Seguindo o que mostram as tendências e pesquisas que estamos frequentemente acompanhando, não existe mais somente um canal de compras. O consumidor de hoje é multicanal e cross canal, ou seja, compra em diversos canais no momento que for mais conveniente e pratico pra ele e pode cruzar compras em ambientes físicos e virtuais. Entram nessa história as próprias lojas físicas, venda porta a porta, E-ecommerce, Mobile Commerce, TV commerce, Social Commerce e mais outros tantos “commerces” que surgirem. O varejo, então, começou a olhar para o consumidor como único – mas continua atendendo de maneira funcional cada canal.

O conceito de Omni-Channel traz uma perspectiva mais evoluída do multicanal/ cross canal. É uma visão de integração total, onde para o consumidor não importa qual o meio de compra e sim a experiência que está tendo com a marca como um todo. Para os varejistas, o grande desafio é olhar todos os canais disponíveis e trabalhar de forma sinérgica e coordenada entre eles, prevendo a integração de processos como logística, armazenamento, distribuição, atendimento ao cliente, banco de dados e marketing.

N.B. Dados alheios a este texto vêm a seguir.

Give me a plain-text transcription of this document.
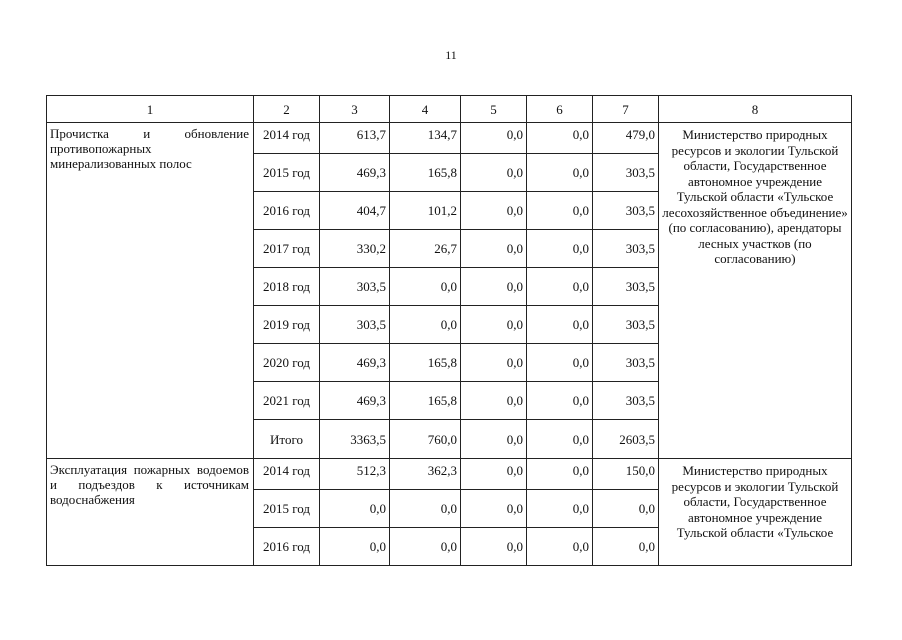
11
1	2	3	4	5	6	7	8
Прочистка и обновление противопожарных минерализованных полос	2014 год	613,7	134,7	0,0	0,0	479,0	Министерство природных ресурсов и экологии Тульской области, Государственное автономное учреждение Тульской области «Тульское лесохозяйственное объединение» (по согласованию), арендаторы лесных участков (по согласованию)
	2015 год	469,3	165,8	0,0	0,0	303,5	
	2016 год	404,7	101,2	0,0	0,0	303,5	
	2017 год	330,2	26,7	0,0	0,0	303,5	
	2018 год	303,5	0,0	0,0	0,0	303,5	
	2019 год	303,5	0,0	0,0	0,0	303,5	
	2020 год	469,3	165,8	0,0	0,0	303,5	
	2021 год	469,3	165,8	0,0	0,0	303,5	
	Итого	3363,5	760,0	0,0	0,0	2603,5	
Эксплуатация пожарных водоемов и подъездов к источникам водоснабжения	2014 год	512,3	362,3	0,0	0,0	150,0	Министерство природных ресурсов и экологии Тульской области, Государственное автономное учреждение Тульской области «Тульское
	2015 год	0,0	0,0	0,0	0,0	0,0	
	2016 год	0,0	0,0	0,0	0,0	0,0	
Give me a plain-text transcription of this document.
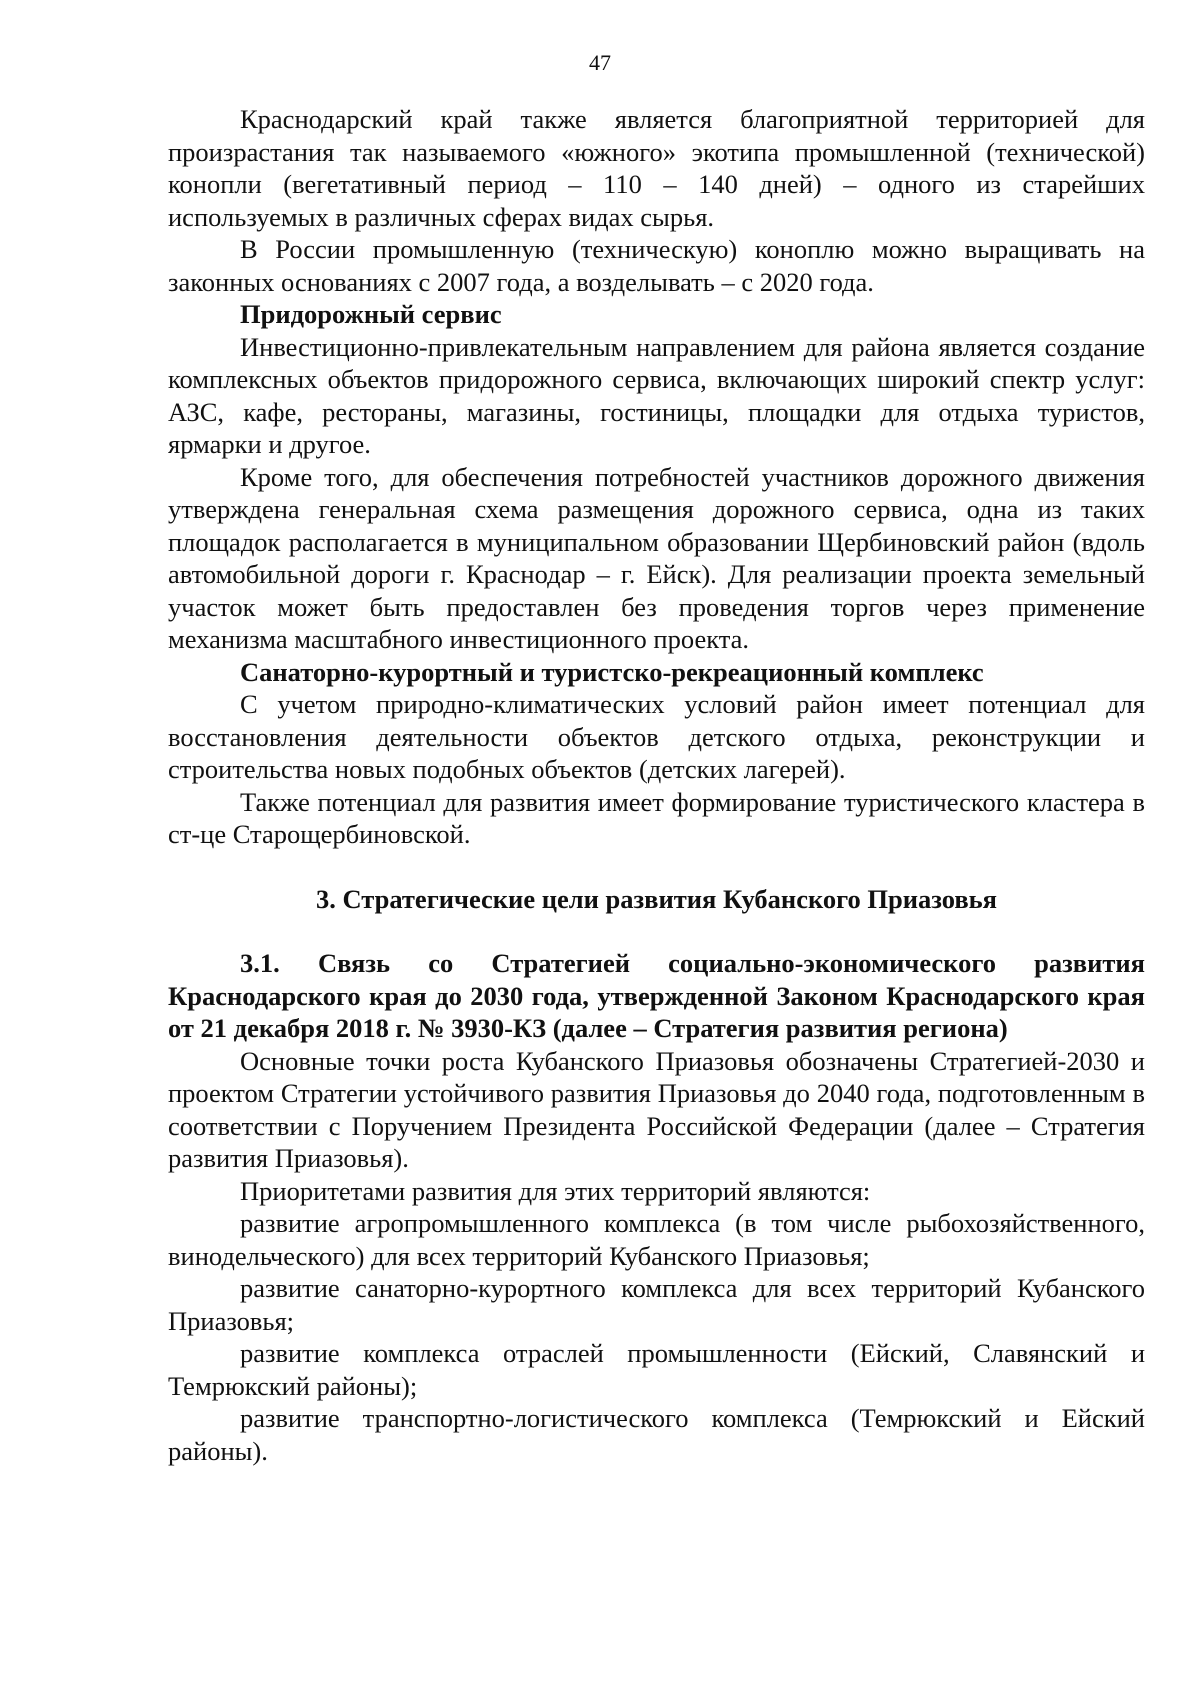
47

Краснодарский край также является благоприятной территорией для произрастания так называемого «южного» экотипа промышленной (технической) конопли (вегетативный период – 110 – 140 дней) – одного из старейших используемых в различных сферах видах сырья.

В России промышленную (техническую) коноплю можно выращивать на законных основаниях с 2007 года, а возделывать – с 2020 года.

Придорожный сервис

Инвестиционно-привлекательным направлением для района является создание комплексных объектов придорожного сервиса, включающих широкий спектр услуг: АЗС, кафе, рестораны, магазины, гостиницы, площадки для отдыха туристов, ярмарки и другое.

Кроме того, для обеспечения потребностей участников дорожного движения утверждена генеральная схема размещения дорожного сервиса, одна из таких площадок располагается в муниципальном образовании Щербиновский район (вдоль автомобильной дороги г. Краснодар – г. Ейск). Для реализации проекта земельный участок может быть предоставлен без проведения торгов через применение механизма масштабного инвестиционного проекта.

Санаторно-курортный и туристско-рекреационный комплекс

С учетом природно-климатических условий район имеет потенциал для восстановления деятельности объектов детского отдыха, реконструкции и строительства новых подобных объектов (детских лагерей).

Также потенциал для развития имеет формирование туристического кластера в ст-це Старощербиновской.

3. Стратегические цели развития Кубанского Приазовья

3.1. Связь со Стратегией социально-экономического развития Краснодарского края до 2030 года, утвержденной Законом Краснодарского края от 21 декабря 2018 г. № 3930-КЗ (далее – Стратегия развития региона)

Основные точки роста Кубанского Приазовья обозначены Стратегией-2030 и проектом Стратегии устойчивого развития Приазовья до 2040 года, подготовленным в соответствии с Поручением Президента Российской Федерации (далее – Стратегия развития Приазовья).

Приоритетами развития для этих территорий являются:

развитие агропромышленного комплекса (в том числе рыбохозяйственного, винодельческого) для всех территорий Кубанского Приазовья;

развитие санаторно-курортного комплекса для всех территорий Кубанского Приазовья;

развитие комплекса отраслей промышленности (Ейский, Славянский и Темрюкский районы);

развитие транспортно-логистического комплекса (Темрюкский и Ейский районы).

Segundo pesquisa feita pela Deloitte com executivos de empresas de varejo nos EUA, a visão deles é que as lojas físicas, que atualmente respondem por 91% das vendas, devem representar 76% em 3-5 anos e 63% após cinco anos. O crescimento dos demais canais vem acelerado e empurrando uma nova dinâmica comercial, funcional, para toda cadeia do varejo.

Um artigo publicado pela GS&MD (Gouvêa de Souza), apresentou o resumo da NRF e mais alguns dados de pesquisa relevantes como a participação de internautas que consultam online antes de comprar em lojas físicas. Este índice pulou de 19%, em 2009, para impressionantes 62%, em 2011. E a pesquisa da Deloitte nos EUA constatou que 42% dos consumidores já usaram smartphones para apoio em compras de vestuário e 48% em compras de eletrônicos.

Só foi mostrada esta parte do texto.